At the same time that most us exist well within certain limits of our freedoms, we are also commonly railing against barriers that prevent us from getting what we want, or what we feel we deserve. If we fail to approach these parts of our lives, that lie beyond our full control, with realism and moderated expectations, then we run the risk of being drawn into a downward spiral of anger bitterness and resentment.
In your extreme case, the spectrum of possibilities that are available have narrowed to about the width of a Venetian alleyway. There is a mental battle to be won; an acceptance, where you don't agonise over the things you can't have, because that can't lead anywhere good, but where you don't close yourself off to the possibility that things might improve physically, either as a result of rehab or through technological intervention. Accepting these limitations and finding ways to live well within them is not a tacit admission of weakness. Any man who is able to formulate a meaningful and fulfilled existence while in confinement (whatever form that may take) demonstrates strength of character. He is, I would argue, a man of courage.

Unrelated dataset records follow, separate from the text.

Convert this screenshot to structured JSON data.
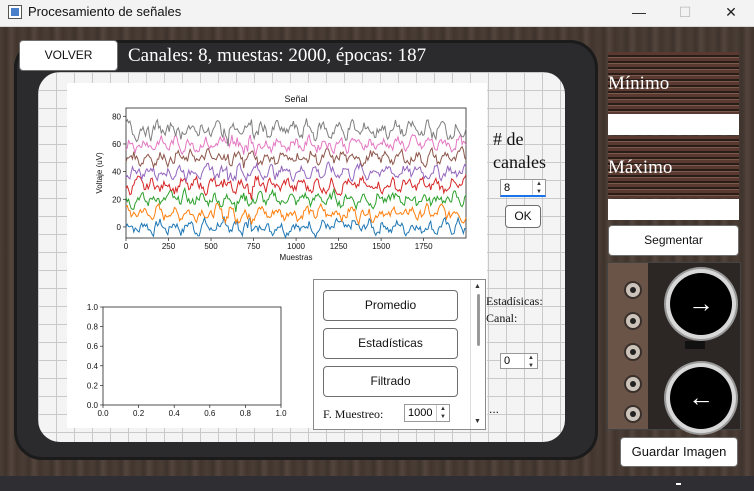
{
  "window": {
    "title": "Procesamiento de señales",
    "minimize": "—",
    "maximize": "☐",
    "close": "✕"
  },
  "header": {
    "back_button": "VOLVER",
    "info": "Canales: 8, muestas: 2000, épocas: 187"
  },
  "channels": {
    "label_line1": "# de",
    "label_line2": "canales",
    "value": "8",
    "ok_button": "OK"
  },
  "segment": {
    "min_label": "Mínimo",
    "max_label": "Máximo",
    "min_value": "",
    "max_value": "",
    "segment_button": "Segmentar"
  },
  "reels": {
    "forward_icon": "→",
    "back_icon": "←"
  },
  "save_button": "Guardar Imagen",
  "stats": {
    "title": "Estadísicas:",
    "channel_label": "Canal:",
    "channel_value": "0",
    "ellipsis": "..."
  },
  "actions": {
    "promedio": "Promedio",
    "estadisticas": "Estadísticas",
    "filtrado": "Filtrado",
    "sampling_label": "F. Muestreo:",
    "sampling_value": "1000"
  },
  "chart_data": [
    {
      "type": "line",
      "title": "Señal",
      "xlabel": "Muestras",
      "ylabel": "Voltaje (uV)",
      "xlim": [
        0,
        1999
      ],
      "ylim": [
        -8,
        86
      ],
      "xticks": [
        0,
        250,
        500,
        750,
        1000,
        1250,
        1500,
        1750
      ],
      "yticks": [
        0,
        20,
        40,
        60,
        80
      ],
      "series": [
        {
          "offset": 0,
          "amplitude": 5,
          "color": "#1f77b4"
        },
        {
          "offset": 10,
          "amplitude": 5,
          "color": "#ff7f0e"
        },
        {
          "offset": 20,
          "amplitude": 5,
          "color": "#2ca02c"
        },
        {
          "offset": 30,
          "amplitude": 5,
          "color": "#d62728"
        },
        {
          "offset": 40,
          "amplitude": 5,
          "color": "#9467bd"
        },
        {
          "offset": 50,
          "amplitude": 5,
          "color": "#8c564b"
        },
        {
          "offset": 60,
          "amplitude": 5,
          "color": "#e377c2"
        },
        {
          "offset": 70,
          "amplitude": 6,
          "color": "#7f7f7f"
        }
      ]
    },
    {
      "type": "line",
      "title": "",
      "xlim": [
        0,
        1
      ],
      "ylim": [
        0,
        1
      ],
      "xticks": [
        "0.0",
        "0.2",
        "0.4",
        "0.6",
        "0.8",
        "1.0"
      ],
      "yticks": [
        "0.0",
        "0.2",
        "0.4",
        "0.6",
        "0.8",
        "1.0"
      ],
      "series": []
    }
  ]
}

This is responding to a very small part of this but I feel sure that all your friends are now googling wheelchair shapes and sizes and trying to figure out how to hug you better. Honestly looks like just a matter of intentionality and good core strength, one can’t just give any old hug and expect it to work. I don’t believe that that little part of this isn’t a tiny bit improveable.
Why *did* you only get three months of rehab rather than eleven anyway? I mean for all that it was deeply traumatising and awful, I wonder if there is anything we could collectively do about that.